Di samping itu, fenomena yang lain ialah seseorang yang memberikan hadiah kepada seseorang yang mempunyai pengaruh atau otoritas. Akan tetapi ada maksud tertentu di balik pemberian hadiah tersebut. Oleh karena itu, yang dikatakan suap atau uang sogokan adalah pemberian sesuatu dengan tujuan membatalkan suatu yang haq atau untuk membenarkan suatu yang bathil.
Adapun dalam perkara hukum, pemberian diberikan seseorang kepada hakim atau yang lain untuk memenangkan perkaranya, atau memuluskan keinginannya. Suap bisa berarti sesuatu yang bisa mengantarkan seseorang pada keinginannya dengan cara yang dibuat-buat atau tidak semestinya.

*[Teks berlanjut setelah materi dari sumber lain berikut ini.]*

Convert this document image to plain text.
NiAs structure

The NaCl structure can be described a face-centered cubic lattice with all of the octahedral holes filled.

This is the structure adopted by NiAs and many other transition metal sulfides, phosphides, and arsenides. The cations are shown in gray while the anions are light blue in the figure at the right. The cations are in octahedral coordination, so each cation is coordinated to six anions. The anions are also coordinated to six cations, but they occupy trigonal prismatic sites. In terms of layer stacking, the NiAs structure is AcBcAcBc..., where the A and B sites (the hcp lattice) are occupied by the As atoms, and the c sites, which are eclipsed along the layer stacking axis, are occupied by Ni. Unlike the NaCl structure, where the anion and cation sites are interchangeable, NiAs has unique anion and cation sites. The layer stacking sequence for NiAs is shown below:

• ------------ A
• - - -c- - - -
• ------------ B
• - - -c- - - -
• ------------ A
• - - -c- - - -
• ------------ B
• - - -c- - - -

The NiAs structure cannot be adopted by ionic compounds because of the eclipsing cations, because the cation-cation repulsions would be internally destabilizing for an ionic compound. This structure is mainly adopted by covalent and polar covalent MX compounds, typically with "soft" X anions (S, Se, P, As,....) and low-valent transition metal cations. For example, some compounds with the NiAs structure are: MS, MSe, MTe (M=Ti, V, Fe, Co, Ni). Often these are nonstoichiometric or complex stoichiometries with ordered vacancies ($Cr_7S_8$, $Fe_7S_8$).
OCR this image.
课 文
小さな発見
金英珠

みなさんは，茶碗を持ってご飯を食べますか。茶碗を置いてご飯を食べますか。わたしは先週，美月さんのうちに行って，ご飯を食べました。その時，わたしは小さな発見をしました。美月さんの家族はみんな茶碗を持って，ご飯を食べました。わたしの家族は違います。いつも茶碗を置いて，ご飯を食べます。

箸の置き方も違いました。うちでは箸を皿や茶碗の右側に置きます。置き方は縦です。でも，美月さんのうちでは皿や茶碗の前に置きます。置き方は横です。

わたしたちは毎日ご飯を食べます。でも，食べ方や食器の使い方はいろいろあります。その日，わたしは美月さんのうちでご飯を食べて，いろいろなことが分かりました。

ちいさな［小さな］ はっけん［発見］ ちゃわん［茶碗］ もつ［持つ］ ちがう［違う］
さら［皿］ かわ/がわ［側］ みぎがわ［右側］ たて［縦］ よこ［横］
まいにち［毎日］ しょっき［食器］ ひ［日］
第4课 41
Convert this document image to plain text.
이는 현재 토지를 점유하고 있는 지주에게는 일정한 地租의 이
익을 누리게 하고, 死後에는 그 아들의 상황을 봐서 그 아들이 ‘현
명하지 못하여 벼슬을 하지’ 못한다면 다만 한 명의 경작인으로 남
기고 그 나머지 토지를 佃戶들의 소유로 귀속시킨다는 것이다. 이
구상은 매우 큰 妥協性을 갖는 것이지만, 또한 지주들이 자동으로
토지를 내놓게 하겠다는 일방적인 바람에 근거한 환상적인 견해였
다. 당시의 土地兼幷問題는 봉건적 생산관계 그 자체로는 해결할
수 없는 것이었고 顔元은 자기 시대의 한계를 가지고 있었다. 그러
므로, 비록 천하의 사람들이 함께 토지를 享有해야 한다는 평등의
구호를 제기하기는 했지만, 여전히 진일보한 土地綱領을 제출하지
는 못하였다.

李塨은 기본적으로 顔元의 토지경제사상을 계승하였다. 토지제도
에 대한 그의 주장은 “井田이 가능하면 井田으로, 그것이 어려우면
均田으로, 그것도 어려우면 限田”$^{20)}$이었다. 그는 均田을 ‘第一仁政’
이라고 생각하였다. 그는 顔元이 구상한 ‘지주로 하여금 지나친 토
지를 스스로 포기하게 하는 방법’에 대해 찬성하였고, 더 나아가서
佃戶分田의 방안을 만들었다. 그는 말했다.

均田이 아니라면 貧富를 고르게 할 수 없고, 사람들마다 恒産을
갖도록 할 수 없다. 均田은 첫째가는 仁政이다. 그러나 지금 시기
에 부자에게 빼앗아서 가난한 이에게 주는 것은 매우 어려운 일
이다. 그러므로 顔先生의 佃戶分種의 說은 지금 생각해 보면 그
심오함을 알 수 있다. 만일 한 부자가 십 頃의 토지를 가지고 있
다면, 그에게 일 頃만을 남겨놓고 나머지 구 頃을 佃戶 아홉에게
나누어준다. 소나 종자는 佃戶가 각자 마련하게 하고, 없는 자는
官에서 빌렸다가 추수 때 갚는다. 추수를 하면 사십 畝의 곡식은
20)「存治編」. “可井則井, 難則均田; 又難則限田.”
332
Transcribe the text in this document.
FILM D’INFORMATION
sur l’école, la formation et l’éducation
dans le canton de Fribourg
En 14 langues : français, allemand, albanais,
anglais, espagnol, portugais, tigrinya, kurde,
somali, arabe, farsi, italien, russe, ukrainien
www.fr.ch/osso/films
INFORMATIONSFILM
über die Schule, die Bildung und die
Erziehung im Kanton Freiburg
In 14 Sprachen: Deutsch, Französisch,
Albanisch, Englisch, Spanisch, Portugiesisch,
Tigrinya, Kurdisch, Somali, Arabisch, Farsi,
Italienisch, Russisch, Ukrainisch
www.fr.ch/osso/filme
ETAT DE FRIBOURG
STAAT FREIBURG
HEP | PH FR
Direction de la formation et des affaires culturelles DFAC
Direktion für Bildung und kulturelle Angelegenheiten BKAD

Oleh karena itu, secara garis besar, suap adalah pemberian apa saja baik berupa uang atau yang lain kepada penguasa, hakim, atau pengurus suatu urusan, agar memutuskan perkara atau menangguhkannya dengan cara yang bathil.
Islam Memandang Suap
Allah melarang hamba-Nya untuk saling memakan harta dengan cara yang bathil. Sebagaimana firman-Nya:
“Dan janganlah sebagian kamu memakan harta sebagian yang lain di antara kamu dengan jalan yang bathil dan (janganlah) kamu membawa (urusan) harta itu kepada hakim, supaya kamu dapat memakan sebagian daripada harta benda orang lain itu dengan (jalan berbuat) dosa, padahal kamu mengetahui.“ (Qs. Al-Baqarah: 188)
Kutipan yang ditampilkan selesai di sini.